Sikras rounded on Ithusa, a muscle twitching beneath his eye. “You’re manipulating his mind.”
“I know what you’re thinking, and no, this violates nothing.” She smirked. “He was of his own mind when he signed his soul away. Anything I did to him after was well within my right.”
Sikras sneered, his focus jumping from one thought to the next.
Everything made far more sense now. A mind manipulation spell was so potent, so profane, the magical backlash it promised was crippling if not fatal.
But diavoli could consume souls like they were energy, like they were lives; if Ithusa perished, as a half-god, she needed only to eat another soul to find herself alive once more.
And with four years’ worth of souls, even considering those she had sacrificed to power Vessik’s abilities, she would still have plenty of chances to pull off a mind manipulation spell.
But, at the end of the day, a spell was a spell. Granted, a half-god of insurmountable power had casted this one, but it was a spell nevertheless. If he couldn’t reverse it, he could at least counter it. Maybe. So long as that was his only focus.
Helspira could handle the horde. In her, Sikras had every confidence in the world.
With a swipe of his hand, Sikras severed all concentration on his undead. Chin high, shoulders back, fingers positioned, he faced Ithusa and whispered, “Empodio.”
Ithusa hissed when a shimmering translucent dome molded over her. The glassy barrier muffled her voice—perhaps for the best, as it appeared she mouthed some rather colorful phrases while she hurled her body against the rounded walls and clawed at the sides.
Every hammer of her fist against the dome rattled Sikras’s skull.
Blood and bone, she was stronger than he had thought.
His chest tightened as he forced his gaze toward Vessik, straining, searching for any signs of his old friend.
If he had done it right, the dome wouldn’t just contain Ithusa; it would contain the effects of any spells she had casted within the cage as well.
Staggering forward, Vessik dropped his short sword and clutched his head in both hands.
He raked his fingers into his scalp and gasped.
“Blessed night.” Wheezing, he relinquished his grip, peering through the long brown strands of hair.
Of all the emotions he wore—horror, confusion, the weight of disgust—one dominated the others.
Shock.
“Sikras. How are you—?” Mouth agape, he glimpsed Ithusa and shook his head. “Y—You countered her spell.”

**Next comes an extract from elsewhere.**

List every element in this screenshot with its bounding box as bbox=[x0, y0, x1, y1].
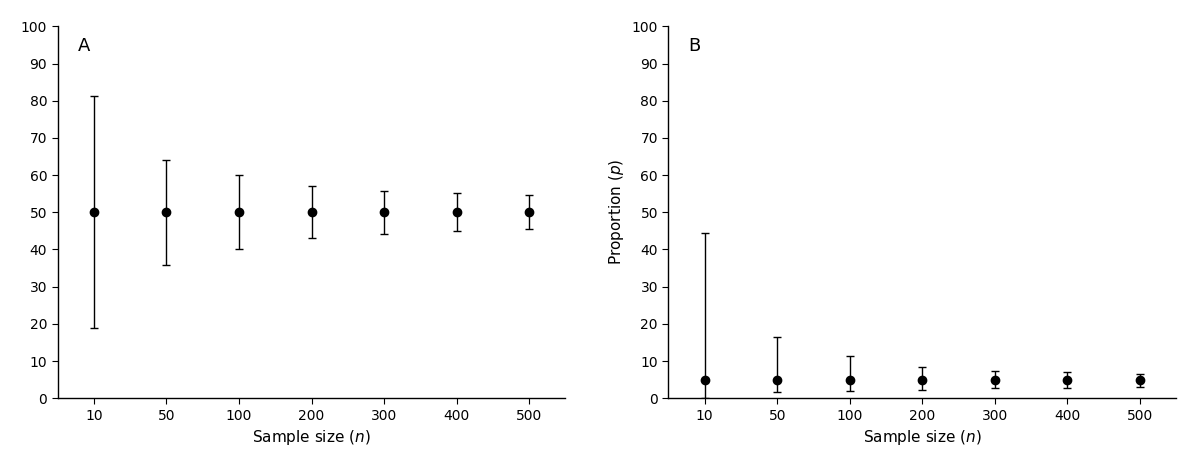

“I can’t hold it for long.” Not against a diavolos. Not forever. Gods, it hurt. Like the pressure was ripping his brain into tiny pieces. Through the pain, Sikras forced a shaky grin. “A real shame, given how much we have to catch up on.”
All Vessik could do was shake his head, starting and stopping several half-spoken thoughts, before he finally said, “A counterspell to match a half-god? How? Even with the power of the Cat’s Eye, we were both terrible wizards.”